Mira blinked, startled, then smirked. "Not giving up?"
Kael shook his head. "No."
Mira exhaled, then stepped closer. "Alright," she murmured. "Then listen. Feel the air. Don't pull—let it come to you. Like a breath."
Kael closed his eyes. This time, when he reached for the cold, he didn't force it.
He let it flow.
A slow breath.
Kael didn't pull, didn't force—he simply let the cold come to him.
For a moment, nothing happened. The night air was still, the fire crackling softly beside them. But then, just at the edges of his senses, he felt it—a shift, a whisper of something waiting beneath the surface. It wasn't like drawing a Sign, not a push of willpower or muscle memory. It was… natural. A current, just as Mira had described.
He let it flow.
Frost shimmered over his palm, faint but unmistakable. Thin veins of ice formed at his fingertips, curling like the edges of frozen glass. It wasn't the raw, instinctual power he had unleashed in battle—it was smaller, controlled. But it was there.
Mira's breath caught. "You did it."
Kael opened his eyes, watching as the ice faded, melting into the warmth of his skin. It hadn't lasted long, but he had felt the difference. This was magic. Not just a Sign, not something crude and forced. This was his.
He exhaled slowly. "It's weak."
Mira shook her head. "It's a start."
She stepped forward, studying his hand closely. "The first time, it was instinct, raw emotion. This time… you connected with it. That means you can learn."
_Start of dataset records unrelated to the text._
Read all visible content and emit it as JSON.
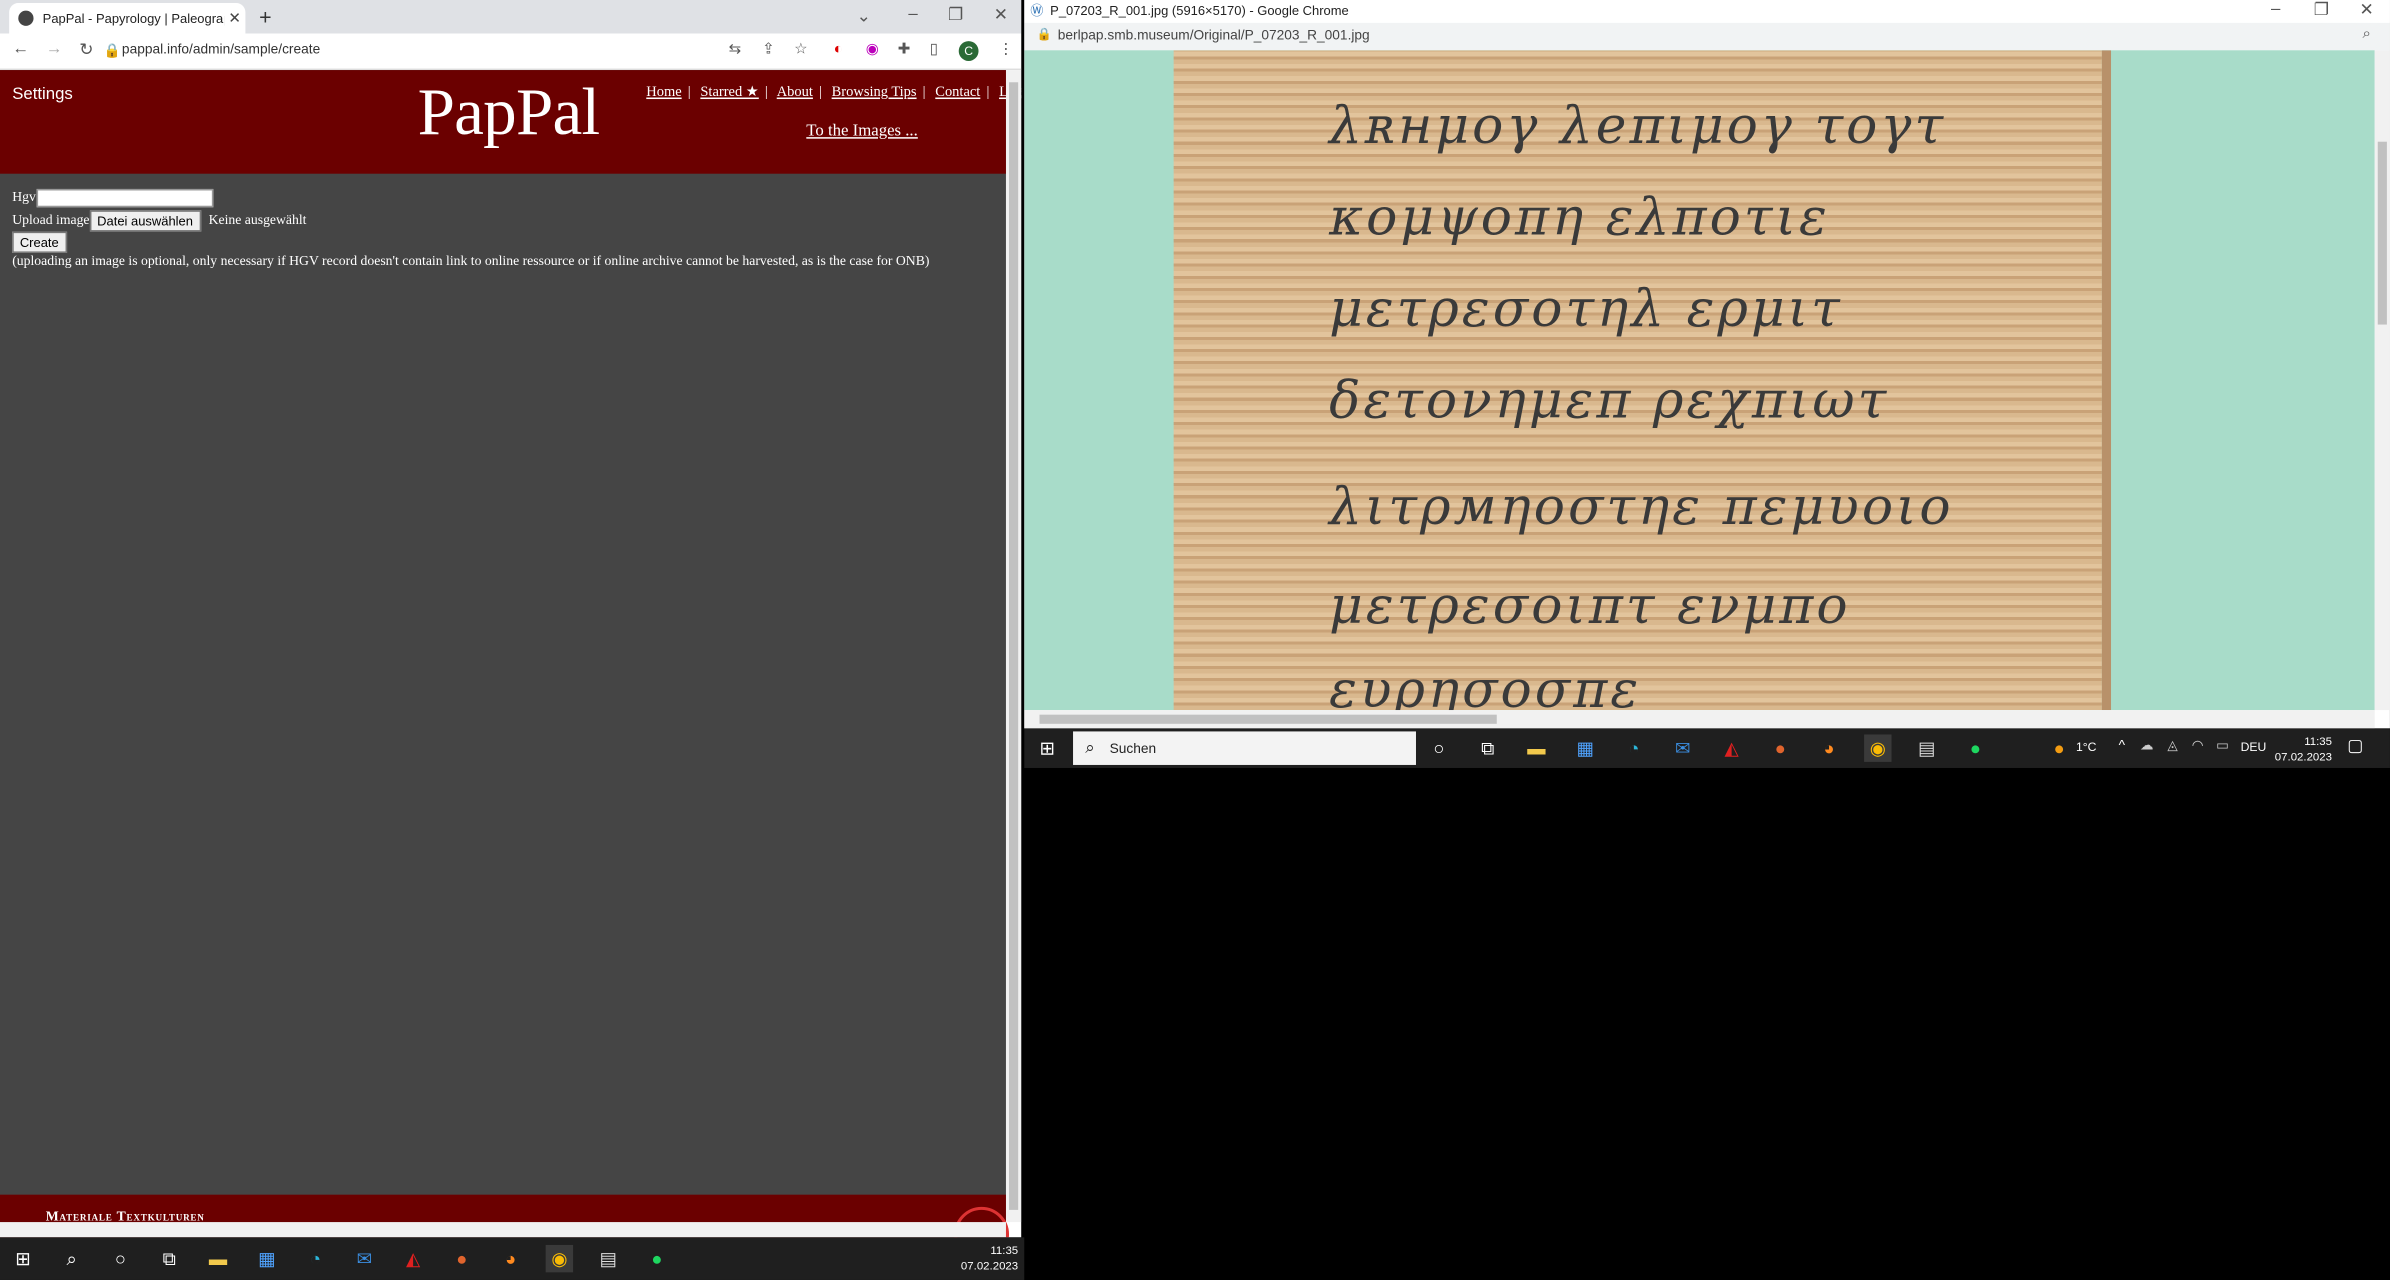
{
  "left_window": {
    "tab_title": "PapPal - Papyrology | Paleograph",
    "url": "pappal.info/admin/sample/create",
    "header": {
      "settings": "Settings",
      "logo": "PapPal",
      "menu": [
        "Home",
        "Starred ★",
        "About",
        "Browsing Tips",
        "Contact",
        "Logou"
      ],
      "to_images": "To the Images ..."
    },
    "form": {
      "hgv_label": "Hgv",
      "upload_label": "Upload image",
      "file_button": "Datei auswählen",
      "file_status": "Keine ausgewählt",
      "create_button": "Create",
      "note": "(uploading an image is optional, only necessary if HGV record doesn't contain link to online ressource or if online archive cannot be harvested, as is the case for ONB)"
    },
    "footer": "Materiale Textkulturen"
  },
  "left_taskbar": {
    "time": "11:35",
    "date": "07.02.2023"
  },
  "right_window": {
    "title": "P_07203_R_001.jpg (5916×5170) - Google Chrome",
    "url": "berlpap.smb.museum/Original/P_07203_R_001.jpg"
  },
  "right_taskbar": {
    "search": "Suchen",
    "weather": "1°C",
    "lang": "DEU",
    "time": "11:35",
    "date": "07.02.2023"
  }
}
Kael flexed his fingers, already thinking of how to refine it. Could he shape it? Could he focus it like a Sign?
Mira seemed to sense his thoughts. "It'll take time," she said. "Signs are simple because they're brute force. Magic is delicate—it reacts to emotion, to intent." She tilted her head. "What were you thinking when you first used it?"
Kael hesitated. The fight. The moment when everything had been on the edge of disaster. The souls, the dead, the desperation to stop it all—
"I wasn't thinking," he admitted. "I just… acted."
Mira smiled faintly. "Then that's what we work on. Making it something you can think about."
Kael glanced at the fire, the warmth contrasting against the memory of ice. He wasn't a sorcerer, wasn't even supposed to be capable of real magic. And yet… something in him had changed.
And he intended to master it.
Mira stretched, rolling her shoulders. "Again?"
Kael nodded. "Again."
This time, he reached for the cold with intent.